Commissioner Joe Allen said “I think we’re obligated to the law. We had 448 people sign this petition. The petitioners went out in good faith and brought that to us, and it’s our job to put it on the ballot and let the courts fight it out after that. Our job today is to put it on the ballot.”
State Representative Trish Ladner said, “I talked with the Secretary of State’s Office this morning. It’s everybody’s right to gather signatures and to submit the signatures and language to the auditor. The auditor then presents it to the commissioners for approval, and the state’s attorney supplies the language.”
“It’s the scope of what we need to do today,” Ladner said. “The signatures are in, the petition can be submitted tomorrow, and it’s the commissioners’ duty whether it is on the ballot. It’s alright to have it on the ballot, according to the Secretary of State.”
Commissioner Deb Russell said, “It doesn’t hurt for the people to vote, but it will hurt when it gets smacked down, and that’s probably coming. I’m not against us putting it on the ballot.”
Commissioner Heath Greenough, “It’s probably good for the people to have a voice, but I’m going to have trouble not taking our legal representative’s advice. We’re caught in the middle.”

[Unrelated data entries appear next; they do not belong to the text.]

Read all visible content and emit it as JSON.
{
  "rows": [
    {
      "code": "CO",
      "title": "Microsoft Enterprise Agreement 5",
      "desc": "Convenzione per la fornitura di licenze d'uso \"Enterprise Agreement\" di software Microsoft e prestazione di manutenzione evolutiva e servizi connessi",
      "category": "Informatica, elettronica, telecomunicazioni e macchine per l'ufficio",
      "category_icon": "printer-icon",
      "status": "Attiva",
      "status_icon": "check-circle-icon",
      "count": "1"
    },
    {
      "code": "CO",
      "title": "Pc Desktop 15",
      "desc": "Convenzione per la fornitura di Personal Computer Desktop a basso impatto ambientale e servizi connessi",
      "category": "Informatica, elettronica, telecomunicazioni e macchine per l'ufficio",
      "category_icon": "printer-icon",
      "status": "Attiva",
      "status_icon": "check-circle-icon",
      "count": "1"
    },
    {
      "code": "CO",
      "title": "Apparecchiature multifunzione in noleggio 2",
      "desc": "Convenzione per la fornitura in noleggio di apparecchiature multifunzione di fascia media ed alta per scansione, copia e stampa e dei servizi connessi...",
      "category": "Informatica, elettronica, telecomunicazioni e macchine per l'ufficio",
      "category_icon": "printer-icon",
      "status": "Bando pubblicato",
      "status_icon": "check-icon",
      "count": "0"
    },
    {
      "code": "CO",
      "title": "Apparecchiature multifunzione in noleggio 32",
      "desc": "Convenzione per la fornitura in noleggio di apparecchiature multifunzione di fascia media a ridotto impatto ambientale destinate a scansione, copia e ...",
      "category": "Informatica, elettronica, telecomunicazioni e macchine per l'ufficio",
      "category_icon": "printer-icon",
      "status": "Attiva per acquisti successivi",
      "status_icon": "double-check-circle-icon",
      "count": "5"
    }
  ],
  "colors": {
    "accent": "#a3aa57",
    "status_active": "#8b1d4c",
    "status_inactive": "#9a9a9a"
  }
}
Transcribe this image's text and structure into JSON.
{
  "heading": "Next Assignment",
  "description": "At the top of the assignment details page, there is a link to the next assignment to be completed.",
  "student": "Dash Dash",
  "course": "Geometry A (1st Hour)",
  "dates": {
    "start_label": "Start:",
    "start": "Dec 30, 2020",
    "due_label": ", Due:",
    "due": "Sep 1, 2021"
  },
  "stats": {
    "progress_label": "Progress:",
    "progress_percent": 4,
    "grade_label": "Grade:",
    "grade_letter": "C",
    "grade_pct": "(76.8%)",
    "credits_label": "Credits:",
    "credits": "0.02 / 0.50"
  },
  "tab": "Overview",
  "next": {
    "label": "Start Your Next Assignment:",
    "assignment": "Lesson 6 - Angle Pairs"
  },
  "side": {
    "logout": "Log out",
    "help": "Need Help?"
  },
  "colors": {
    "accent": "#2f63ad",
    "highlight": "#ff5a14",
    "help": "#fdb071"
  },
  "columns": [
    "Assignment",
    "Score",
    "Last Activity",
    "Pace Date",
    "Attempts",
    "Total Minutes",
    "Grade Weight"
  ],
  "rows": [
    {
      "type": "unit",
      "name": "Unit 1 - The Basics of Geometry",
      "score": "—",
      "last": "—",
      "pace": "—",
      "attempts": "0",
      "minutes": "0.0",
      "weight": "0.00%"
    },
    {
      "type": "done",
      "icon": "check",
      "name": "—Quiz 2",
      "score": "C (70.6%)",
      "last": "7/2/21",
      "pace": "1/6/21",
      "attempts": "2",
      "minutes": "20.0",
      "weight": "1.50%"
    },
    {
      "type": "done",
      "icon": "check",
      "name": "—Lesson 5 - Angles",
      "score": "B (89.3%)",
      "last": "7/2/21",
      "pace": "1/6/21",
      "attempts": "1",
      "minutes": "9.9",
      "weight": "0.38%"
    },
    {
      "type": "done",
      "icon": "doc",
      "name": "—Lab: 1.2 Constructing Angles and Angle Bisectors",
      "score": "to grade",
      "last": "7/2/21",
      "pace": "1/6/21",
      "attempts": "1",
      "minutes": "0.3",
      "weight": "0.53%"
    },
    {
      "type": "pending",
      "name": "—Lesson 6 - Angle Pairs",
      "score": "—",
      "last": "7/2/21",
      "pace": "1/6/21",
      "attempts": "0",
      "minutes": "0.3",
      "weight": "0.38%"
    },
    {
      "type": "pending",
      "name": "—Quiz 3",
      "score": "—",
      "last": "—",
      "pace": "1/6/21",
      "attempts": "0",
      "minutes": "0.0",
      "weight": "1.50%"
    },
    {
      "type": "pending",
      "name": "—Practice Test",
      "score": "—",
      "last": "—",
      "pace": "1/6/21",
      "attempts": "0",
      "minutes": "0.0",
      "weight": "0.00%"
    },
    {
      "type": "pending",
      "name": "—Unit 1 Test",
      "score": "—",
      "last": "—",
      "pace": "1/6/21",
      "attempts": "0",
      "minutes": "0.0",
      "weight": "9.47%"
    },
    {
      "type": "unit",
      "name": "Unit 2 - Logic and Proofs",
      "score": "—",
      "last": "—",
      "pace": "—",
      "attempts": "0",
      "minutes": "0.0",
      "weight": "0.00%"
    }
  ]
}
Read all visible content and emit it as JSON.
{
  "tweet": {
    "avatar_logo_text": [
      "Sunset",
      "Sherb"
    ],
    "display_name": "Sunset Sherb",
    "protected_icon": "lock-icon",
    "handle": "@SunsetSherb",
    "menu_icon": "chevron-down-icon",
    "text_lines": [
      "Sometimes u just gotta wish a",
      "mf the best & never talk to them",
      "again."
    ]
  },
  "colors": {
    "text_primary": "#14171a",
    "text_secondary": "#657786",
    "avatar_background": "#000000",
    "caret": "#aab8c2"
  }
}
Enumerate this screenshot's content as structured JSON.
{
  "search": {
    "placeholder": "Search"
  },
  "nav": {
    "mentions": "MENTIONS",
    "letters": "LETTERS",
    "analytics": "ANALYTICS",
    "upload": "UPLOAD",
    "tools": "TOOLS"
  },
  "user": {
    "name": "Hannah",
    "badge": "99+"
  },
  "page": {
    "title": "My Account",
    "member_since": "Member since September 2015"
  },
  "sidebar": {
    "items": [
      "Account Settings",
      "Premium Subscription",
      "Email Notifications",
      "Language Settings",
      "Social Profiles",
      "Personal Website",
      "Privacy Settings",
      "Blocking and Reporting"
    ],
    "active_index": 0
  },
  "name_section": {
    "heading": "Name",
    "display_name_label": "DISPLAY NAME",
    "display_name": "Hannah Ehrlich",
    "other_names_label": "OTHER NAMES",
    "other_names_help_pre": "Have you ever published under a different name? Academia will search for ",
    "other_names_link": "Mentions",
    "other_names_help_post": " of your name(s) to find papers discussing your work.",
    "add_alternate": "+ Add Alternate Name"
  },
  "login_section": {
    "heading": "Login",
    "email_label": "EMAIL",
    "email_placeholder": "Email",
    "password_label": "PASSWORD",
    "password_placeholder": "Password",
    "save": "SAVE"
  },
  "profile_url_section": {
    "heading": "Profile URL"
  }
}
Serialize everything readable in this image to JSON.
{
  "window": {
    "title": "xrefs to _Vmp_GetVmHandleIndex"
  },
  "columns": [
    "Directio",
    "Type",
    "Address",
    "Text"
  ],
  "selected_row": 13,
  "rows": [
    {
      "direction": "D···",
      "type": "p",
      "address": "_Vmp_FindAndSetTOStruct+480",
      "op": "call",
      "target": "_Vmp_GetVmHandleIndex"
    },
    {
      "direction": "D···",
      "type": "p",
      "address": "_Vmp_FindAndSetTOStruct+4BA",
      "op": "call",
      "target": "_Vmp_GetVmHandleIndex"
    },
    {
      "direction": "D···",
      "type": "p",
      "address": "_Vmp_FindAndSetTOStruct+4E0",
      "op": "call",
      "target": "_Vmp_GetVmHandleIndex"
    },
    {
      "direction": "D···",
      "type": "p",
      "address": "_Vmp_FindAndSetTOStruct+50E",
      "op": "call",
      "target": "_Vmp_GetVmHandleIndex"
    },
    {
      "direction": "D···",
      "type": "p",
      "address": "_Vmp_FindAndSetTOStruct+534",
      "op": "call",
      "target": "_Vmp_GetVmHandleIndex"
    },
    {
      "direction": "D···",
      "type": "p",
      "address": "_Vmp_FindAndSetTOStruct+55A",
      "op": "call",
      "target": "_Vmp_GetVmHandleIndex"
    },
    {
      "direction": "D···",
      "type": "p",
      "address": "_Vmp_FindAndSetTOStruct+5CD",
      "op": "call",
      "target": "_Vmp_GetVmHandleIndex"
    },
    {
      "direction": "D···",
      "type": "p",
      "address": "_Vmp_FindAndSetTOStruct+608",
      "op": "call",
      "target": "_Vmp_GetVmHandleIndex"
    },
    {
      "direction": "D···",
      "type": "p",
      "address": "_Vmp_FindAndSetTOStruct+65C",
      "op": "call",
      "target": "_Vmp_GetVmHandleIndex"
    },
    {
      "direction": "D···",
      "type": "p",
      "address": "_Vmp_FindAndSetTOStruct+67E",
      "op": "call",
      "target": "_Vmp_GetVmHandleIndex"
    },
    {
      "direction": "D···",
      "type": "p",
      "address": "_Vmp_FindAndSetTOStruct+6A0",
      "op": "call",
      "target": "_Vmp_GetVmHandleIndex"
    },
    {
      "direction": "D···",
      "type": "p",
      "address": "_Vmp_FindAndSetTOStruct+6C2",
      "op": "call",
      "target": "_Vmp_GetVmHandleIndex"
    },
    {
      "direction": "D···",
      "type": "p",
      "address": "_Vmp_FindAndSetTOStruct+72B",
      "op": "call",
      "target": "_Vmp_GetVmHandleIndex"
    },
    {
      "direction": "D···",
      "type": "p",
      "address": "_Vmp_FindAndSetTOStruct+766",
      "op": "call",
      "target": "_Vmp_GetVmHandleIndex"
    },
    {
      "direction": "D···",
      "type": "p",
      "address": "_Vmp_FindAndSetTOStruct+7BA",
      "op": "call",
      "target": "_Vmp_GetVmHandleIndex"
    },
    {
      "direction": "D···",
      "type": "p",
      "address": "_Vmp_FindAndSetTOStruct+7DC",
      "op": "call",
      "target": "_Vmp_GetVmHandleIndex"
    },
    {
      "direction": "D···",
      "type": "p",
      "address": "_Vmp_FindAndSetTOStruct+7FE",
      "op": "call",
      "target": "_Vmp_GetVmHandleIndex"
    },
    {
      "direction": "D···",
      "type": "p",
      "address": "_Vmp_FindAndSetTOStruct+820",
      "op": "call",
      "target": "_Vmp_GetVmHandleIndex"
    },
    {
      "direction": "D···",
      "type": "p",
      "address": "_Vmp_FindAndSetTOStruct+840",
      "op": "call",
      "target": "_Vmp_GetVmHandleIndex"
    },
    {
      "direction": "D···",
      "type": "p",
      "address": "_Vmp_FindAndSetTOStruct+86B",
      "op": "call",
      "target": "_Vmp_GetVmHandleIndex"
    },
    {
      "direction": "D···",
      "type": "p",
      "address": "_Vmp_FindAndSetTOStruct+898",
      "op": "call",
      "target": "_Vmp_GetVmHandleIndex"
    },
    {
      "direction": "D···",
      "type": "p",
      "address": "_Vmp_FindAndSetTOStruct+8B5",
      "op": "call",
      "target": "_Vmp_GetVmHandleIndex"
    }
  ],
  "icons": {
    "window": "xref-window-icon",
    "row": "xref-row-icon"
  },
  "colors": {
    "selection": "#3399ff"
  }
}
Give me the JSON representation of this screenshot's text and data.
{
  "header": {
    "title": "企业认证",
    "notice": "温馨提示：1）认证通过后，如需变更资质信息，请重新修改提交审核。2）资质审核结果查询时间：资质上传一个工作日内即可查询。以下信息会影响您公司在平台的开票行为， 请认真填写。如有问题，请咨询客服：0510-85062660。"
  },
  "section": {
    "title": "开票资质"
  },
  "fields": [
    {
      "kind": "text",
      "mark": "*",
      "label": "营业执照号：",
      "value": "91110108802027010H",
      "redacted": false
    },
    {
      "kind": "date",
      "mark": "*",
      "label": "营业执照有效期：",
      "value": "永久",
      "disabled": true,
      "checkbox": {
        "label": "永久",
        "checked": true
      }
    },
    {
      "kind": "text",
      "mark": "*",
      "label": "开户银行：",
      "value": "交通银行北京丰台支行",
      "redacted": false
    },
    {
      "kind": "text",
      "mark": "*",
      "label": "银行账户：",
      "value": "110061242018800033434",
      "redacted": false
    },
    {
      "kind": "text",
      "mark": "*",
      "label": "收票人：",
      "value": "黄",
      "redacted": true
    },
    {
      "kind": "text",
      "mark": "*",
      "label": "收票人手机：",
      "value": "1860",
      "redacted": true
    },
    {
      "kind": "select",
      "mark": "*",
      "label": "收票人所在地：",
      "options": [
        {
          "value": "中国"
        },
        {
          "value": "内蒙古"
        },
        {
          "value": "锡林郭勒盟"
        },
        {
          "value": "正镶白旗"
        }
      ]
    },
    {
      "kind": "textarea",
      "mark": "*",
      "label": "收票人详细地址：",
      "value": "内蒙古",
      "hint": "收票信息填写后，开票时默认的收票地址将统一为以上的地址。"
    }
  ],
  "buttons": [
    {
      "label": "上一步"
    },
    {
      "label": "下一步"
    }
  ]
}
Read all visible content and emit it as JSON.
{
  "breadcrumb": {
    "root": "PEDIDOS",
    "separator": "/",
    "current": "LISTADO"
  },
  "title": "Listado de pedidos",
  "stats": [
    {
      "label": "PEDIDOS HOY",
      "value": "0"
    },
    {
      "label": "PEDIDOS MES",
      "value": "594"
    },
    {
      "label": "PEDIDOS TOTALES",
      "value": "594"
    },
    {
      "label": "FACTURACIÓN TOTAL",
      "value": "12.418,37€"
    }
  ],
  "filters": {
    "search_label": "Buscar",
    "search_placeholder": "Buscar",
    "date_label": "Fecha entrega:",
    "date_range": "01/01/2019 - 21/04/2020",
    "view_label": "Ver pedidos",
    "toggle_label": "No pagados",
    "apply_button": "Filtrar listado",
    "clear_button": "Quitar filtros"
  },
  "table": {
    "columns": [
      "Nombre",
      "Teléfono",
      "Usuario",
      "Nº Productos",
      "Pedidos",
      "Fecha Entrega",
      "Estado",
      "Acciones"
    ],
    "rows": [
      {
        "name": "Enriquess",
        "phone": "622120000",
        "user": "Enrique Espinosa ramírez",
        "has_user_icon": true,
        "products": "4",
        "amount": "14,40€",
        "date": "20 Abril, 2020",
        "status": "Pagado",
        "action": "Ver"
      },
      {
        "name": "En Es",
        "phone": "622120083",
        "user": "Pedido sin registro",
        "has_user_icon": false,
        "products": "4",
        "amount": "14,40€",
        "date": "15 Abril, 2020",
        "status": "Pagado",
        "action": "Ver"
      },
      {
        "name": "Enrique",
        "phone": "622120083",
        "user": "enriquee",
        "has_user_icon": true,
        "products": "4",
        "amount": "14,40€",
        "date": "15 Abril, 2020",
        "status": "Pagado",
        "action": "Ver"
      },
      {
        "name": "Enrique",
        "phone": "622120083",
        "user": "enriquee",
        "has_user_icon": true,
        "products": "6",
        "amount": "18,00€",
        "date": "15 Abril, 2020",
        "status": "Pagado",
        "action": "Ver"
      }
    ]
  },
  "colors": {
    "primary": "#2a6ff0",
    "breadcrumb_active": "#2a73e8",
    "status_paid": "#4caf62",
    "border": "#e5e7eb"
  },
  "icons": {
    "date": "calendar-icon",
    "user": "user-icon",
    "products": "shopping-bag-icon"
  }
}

“The state regulates this,” said Mark Hollenbeck of Edgemont, a Powertech official. “We’ve had public hearings ad nauseum. Everybody’s had their opportunity at numerous public hearings. The system is working, and some people don’t like the answer, so now they go to the county.”
Another member from the audience, Reno Red Cloud with the Oglala Sioux Tribe, stood and said as a representative of the tribe he supports the nuisance petition.
State’s Attorney Russell, said, “If the county puts it on the ballot, and it gets voted down, then there’s nothing to fight about. There’s a duty in the statute to place it on the ballot. The underlying issue is, do we have the authority to do this? It is the board’s decision to place it on the ballot.”
After about half an hour of discussion, the commission voted four to one to place the ordinance on the ballot. Commissioner Greenough voted ‘no.’
The following is how the ordinance that will appear on the ballot.
Initiated Measure: The initiated measure would make uranium mining an unlawful nuisance in Fall River County. Vote yes to adopt the initiated measure. Vote no to leave the law as it is.